Некий учитель говорит: все вещи, из которых происходит истечение, не охватываются нижними (под ними лежащими) вещами[686]. Бог истекает во все творения и все-таки остается ими неприкасаем. Он в них не имеет нужды. Бог сообщает природе возможность действовать; и (ее) первое дело — сердце. Вот почему иные учителя полагали, что душа целиком находится в сердце и истекает, давая жизнь, в прочие члены. Но это не так. Душа пребывает полностью в каждом отдельном члене. Хотя, конечно, и верно: ее первое дело осуществляется в сердце[687]. Сердце расположено в середине, оно хочет быть отовсюду защищено — как и небо не знает чужого влияния и охватывания чем-либо еще. Это содержит все вещи в себе и касается всяких вещей, будучи само неприкасаемо. Даже огонь, как бы высоко ни находился в своей верхней области, не касается все-таки неба.

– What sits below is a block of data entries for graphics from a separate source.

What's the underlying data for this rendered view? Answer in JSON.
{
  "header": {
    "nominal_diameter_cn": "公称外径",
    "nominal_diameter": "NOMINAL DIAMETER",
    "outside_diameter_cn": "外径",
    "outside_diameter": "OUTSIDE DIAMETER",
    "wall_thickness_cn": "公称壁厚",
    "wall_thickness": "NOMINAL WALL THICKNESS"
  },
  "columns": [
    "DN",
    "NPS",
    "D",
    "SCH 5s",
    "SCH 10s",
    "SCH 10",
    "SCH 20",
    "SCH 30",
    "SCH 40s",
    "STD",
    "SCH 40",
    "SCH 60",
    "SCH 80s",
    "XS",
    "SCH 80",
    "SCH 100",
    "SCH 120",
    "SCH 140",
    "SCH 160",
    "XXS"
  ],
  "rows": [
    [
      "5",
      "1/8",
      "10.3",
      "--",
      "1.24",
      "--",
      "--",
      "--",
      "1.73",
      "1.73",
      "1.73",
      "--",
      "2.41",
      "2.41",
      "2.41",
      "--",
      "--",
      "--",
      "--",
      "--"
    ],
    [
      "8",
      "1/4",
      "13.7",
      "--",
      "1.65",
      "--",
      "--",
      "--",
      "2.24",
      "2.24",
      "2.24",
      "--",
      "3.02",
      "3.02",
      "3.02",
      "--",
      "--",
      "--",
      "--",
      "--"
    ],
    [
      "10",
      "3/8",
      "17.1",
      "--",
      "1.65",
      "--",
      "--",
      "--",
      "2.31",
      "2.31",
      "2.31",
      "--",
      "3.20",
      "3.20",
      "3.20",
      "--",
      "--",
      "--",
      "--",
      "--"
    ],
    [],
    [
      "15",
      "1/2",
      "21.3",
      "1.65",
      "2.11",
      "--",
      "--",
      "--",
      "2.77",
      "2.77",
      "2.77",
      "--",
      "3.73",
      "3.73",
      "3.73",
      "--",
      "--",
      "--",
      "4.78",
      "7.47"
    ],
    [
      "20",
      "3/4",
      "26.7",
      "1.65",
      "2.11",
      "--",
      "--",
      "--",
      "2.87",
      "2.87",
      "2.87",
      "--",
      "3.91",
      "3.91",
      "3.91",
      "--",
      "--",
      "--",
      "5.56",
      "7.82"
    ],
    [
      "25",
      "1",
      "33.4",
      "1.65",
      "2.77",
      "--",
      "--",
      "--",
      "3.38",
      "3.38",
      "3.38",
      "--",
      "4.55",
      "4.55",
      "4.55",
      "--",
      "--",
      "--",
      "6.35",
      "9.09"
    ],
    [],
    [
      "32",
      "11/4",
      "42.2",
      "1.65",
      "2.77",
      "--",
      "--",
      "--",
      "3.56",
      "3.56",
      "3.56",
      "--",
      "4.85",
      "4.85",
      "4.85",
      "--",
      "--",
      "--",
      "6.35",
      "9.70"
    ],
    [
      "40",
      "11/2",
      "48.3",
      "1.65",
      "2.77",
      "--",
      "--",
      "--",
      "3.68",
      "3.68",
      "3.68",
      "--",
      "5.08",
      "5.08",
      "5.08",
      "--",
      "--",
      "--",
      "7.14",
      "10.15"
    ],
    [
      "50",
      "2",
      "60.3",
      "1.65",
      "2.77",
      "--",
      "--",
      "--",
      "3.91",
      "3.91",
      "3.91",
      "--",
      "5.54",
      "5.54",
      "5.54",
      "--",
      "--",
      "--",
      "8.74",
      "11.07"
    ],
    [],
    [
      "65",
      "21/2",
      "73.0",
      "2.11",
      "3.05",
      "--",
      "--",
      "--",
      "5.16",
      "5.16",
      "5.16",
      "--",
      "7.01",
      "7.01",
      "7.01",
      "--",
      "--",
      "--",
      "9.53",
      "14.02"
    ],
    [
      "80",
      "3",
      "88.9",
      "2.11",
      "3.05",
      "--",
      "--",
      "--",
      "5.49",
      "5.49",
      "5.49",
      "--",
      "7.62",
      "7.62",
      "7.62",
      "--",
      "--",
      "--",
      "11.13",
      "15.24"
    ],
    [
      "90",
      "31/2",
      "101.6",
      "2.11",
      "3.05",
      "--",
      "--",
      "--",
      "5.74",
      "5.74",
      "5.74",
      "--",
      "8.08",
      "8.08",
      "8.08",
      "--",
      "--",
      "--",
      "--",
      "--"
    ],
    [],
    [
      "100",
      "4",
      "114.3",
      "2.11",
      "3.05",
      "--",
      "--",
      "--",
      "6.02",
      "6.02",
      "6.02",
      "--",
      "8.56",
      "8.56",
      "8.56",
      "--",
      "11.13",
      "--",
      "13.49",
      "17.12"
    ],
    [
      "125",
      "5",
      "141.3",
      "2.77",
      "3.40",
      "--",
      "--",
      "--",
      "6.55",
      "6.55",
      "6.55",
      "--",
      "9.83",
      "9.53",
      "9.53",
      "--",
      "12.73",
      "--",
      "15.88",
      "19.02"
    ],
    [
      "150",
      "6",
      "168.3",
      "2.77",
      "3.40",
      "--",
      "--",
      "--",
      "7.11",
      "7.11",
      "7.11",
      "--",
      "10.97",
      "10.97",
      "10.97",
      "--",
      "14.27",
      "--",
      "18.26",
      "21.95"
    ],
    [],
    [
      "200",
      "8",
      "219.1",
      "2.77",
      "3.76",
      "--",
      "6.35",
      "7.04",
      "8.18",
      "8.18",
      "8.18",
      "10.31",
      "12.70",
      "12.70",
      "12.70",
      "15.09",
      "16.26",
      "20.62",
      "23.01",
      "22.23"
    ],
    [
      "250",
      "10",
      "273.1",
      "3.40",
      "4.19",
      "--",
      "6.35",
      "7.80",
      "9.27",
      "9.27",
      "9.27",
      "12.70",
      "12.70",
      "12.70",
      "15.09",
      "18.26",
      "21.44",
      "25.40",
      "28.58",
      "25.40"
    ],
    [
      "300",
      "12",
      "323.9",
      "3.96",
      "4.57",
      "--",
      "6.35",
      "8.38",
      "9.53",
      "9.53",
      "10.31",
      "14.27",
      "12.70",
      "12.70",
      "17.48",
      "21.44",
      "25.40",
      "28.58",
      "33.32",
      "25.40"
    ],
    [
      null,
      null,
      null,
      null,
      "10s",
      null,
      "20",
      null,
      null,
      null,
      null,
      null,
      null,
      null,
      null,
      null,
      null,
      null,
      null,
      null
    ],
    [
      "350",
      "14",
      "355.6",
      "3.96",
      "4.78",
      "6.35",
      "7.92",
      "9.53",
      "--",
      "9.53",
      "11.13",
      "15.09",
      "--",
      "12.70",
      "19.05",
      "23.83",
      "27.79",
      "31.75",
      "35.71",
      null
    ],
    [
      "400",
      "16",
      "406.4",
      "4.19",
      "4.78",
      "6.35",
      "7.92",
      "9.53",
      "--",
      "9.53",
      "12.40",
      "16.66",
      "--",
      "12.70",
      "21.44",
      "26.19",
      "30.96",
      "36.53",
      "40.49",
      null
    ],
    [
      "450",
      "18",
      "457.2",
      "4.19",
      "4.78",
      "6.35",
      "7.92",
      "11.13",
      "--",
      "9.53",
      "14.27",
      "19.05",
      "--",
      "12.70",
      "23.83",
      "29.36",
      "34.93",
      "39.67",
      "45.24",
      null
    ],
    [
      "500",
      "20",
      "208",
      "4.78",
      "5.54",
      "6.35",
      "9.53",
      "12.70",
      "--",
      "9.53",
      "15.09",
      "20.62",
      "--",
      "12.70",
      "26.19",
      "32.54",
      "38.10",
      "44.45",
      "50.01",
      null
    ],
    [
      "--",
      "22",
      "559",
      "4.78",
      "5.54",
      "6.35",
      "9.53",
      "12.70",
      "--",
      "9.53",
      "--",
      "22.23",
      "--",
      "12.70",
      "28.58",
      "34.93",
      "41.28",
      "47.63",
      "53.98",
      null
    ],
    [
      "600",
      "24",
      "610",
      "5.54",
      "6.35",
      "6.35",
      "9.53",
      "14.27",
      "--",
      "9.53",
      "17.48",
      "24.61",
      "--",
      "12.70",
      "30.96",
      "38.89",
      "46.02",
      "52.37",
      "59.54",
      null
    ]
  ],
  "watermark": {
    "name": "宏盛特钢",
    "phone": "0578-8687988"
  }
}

В осиянии он был брошен на землю и ему были открыты глаза, так что он созерцал отверстыми глазами все вещи как ничто. И когда он созерцал все вещи как ничто, увидел он Бога. Посмотрите-ка! Душа произносит в «Книге любви» сие слово: «На ложе моем ночью искала я того, которого любит душа моя, и не находила его»[688]. Она искала его на ложе, сие означает: кто медлит и задерживается на чем-либо, что ниже Бога, того ложе слишком узко. Все, что Бог может создать, то слишком узко. Она говорит: «Я искала его всю ночь напролет». Не бывает ночи, которая не имела бы света, однако он остается сокрытым. Солнце ночью сияет, но остается сокрытым. Днем же сияет оно, затмевая прочие светы. Так же действует и Божественный свет: он затмевает все светы. То, что мы ищем в творениях, это все — ночь. Так я полагаю: все, что мы ищем в каком-то творении, все это — темень и ночь. Даже свет самого верховного ангела, как бы высок он ни был, не коснется души. Все, чем не является первый свет, все это — тьма и ночь. Поэтому она (душа) Бога не обретает. «И тогда я восстала и искала вокруг и бежала вблизи и вдали. Встретили меня стражи, то были ангелы, и я спросила у них: «Не видели ли они того, которого любит душа моя»», и они молчали, может быть, они его не могли назвать. «Но едва я отошла от них, как нашла того, кого я искала»[689]... О малом и незначительном, что ей мешало, так что она не находила его, об этом я уже много раз говорил: кому все преходящие вещи не малы и не представляются как бы ничем, тот не найдет Бога. Потому-то она и сказала: «Но едва я отошла от них, как нашла того, кого я искала». Когда Бог запечатлевается и втекает в душу, ты воспринимаешь Его как некий свет или некое бытие или некое благо, и если ты составишь о Нем мнение, то это уже будет не Бог. Взгляните, через оную «малость» следует переступить и надо отдалить все приложения и познавать Бога Единым. Вот отчего она говорит: «Но едва я отошла от них, как нашла того, кого любит душа моя».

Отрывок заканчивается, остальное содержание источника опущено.